Остались Дрю и Клима. И он и она закончили «Мед». Клима защитила докторскую, пишет книги по медицине. Однажды, в девятом классе, Клима поссорилась с родителями - ее не пускали гулять - и сиганула с балкона. Она не собиралась накладывать на себя руки, просто по запалке перекинула ногу, и прыгнула с третьего этажа. Приземлилась нормально, даже шлепанцы не слетели. Подняла голову, увидела где-то наверху мертвенно-бледные лица родителей, повернулась и пошла домой. С полчаса сидели рядышком на диване, молчали… Об этом никто в классе не знал, она мне по секрету рассказала, как соседка. Не сломала ни одной косточки, даже пятки не отбила. По словам Дрю, сама Клима так ни одной настоящей операции и не провела.

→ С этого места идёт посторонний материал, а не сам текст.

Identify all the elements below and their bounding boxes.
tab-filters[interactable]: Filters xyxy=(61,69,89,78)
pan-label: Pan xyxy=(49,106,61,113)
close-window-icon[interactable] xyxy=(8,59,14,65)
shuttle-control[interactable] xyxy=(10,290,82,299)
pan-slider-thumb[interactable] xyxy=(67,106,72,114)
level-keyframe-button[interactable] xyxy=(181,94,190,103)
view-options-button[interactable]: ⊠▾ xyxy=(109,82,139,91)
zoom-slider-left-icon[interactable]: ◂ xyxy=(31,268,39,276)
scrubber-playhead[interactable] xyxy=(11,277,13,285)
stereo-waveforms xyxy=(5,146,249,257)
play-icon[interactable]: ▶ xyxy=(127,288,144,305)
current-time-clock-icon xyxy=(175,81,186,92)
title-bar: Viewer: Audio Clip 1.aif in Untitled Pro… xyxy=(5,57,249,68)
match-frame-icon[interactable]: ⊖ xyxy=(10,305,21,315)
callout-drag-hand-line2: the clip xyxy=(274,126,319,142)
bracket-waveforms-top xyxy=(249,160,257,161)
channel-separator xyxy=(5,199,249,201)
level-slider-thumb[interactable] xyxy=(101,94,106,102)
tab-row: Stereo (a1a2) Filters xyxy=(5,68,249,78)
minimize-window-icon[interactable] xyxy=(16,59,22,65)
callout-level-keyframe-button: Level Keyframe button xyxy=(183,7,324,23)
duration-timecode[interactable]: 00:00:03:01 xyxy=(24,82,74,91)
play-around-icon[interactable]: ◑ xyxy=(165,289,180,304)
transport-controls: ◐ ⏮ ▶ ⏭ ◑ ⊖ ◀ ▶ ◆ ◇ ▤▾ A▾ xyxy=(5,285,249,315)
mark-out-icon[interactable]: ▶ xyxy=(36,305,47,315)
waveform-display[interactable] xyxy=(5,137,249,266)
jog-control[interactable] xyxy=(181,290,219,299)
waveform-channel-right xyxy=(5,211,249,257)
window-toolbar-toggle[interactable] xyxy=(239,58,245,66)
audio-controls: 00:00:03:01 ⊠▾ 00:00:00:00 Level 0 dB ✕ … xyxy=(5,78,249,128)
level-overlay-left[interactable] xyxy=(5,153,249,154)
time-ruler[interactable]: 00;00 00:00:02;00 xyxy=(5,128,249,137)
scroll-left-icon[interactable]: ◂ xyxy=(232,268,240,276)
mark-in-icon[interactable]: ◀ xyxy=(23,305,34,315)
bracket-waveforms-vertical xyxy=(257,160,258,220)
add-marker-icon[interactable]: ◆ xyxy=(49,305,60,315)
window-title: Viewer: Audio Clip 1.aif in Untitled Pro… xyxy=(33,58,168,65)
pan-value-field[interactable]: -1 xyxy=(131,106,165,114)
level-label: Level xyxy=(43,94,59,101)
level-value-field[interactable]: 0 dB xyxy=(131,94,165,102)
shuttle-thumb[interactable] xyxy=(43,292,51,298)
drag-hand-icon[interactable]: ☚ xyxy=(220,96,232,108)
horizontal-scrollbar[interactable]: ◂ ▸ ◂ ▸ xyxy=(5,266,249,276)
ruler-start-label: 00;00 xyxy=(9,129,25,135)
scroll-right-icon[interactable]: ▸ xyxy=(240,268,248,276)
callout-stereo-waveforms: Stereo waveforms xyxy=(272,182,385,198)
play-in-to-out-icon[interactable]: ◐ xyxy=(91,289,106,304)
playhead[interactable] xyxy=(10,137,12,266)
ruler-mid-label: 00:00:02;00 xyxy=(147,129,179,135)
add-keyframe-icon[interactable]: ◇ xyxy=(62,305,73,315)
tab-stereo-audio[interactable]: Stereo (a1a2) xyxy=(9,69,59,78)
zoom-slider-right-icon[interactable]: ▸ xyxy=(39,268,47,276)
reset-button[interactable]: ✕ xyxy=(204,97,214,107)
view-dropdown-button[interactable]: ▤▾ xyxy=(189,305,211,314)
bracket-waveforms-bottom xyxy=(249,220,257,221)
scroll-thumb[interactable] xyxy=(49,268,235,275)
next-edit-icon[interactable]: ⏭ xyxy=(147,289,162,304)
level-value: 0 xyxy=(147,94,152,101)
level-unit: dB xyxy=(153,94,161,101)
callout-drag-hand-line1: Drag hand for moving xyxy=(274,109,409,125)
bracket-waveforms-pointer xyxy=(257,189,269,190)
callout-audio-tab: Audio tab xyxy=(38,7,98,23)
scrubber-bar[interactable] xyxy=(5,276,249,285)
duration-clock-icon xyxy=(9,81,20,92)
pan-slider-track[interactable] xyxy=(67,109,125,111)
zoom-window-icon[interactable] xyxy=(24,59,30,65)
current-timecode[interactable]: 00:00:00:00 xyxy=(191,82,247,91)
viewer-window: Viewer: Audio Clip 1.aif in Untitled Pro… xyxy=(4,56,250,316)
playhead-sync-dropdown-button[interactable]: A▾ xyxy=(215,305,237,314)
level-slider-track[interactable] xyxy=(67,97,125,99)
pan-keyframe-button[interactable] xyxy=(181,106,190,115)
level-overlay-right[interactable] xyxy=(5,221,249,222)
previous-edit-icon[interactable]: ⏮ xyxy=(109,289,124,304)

Дрю стал детским врачом. В день он выполняет несколько операций, приезжает домой поздно вечером, уставший, но бодрый. Получает за адский труд двести гривен. Сто двадцать он платит за свою однокомнатную квартиру. Вправляет вывихи, вырезает воспаленные аппендициты и даже пришивает маленькие оторванные уши. – «Занимается художественной вышивкой», как сам шутит. У Андрюхи старенький «Форд». «Добрые люди не дадут дохтору помереть с голоду» - посмеивается он. Когда приходит богатенький «новый украинец», Дрю разводит его на бабки. Большая часть улетает тут же: следом идут бедные пациенты, и Дрю покупает на эти левые деньги медикаменты, помогает детям. «Перераспределение капитала», так сказать. В выходные торгует на рынке дубленками, чтобы как-то свести концы с концами. Ехать в Америку, как его младший брат, пока не собирается. Говорит – хочет опыт наработать. Когда я приезжаю в Харьков, то всегда первым делом звоню ему. Мы берем бутылочку медовой «перцовки» или «Оболонь», сидим во дворе под яблонями и разговариваем летними вечерами. Может быть, он – единственный из нас из всех, восемьдесят седьмого года выпуска, кто делает по-настоящему важное и нужное дело.
***
Я гляжу в безмятежно-небесные глаза своей дочки, и оказываюсь в другом мире. Мире, где нет боли и грязи, где не надо бить и огрызаться, проталкиваясь к кормушке. Она улыбается. Ей всего шесть месяцев. Я научу ее драться. Я научу ее читать мысли. Я научу ее быть хитрой и осторожной. Я хочу, чтобы она осталась человеком, и при этом была счастлива.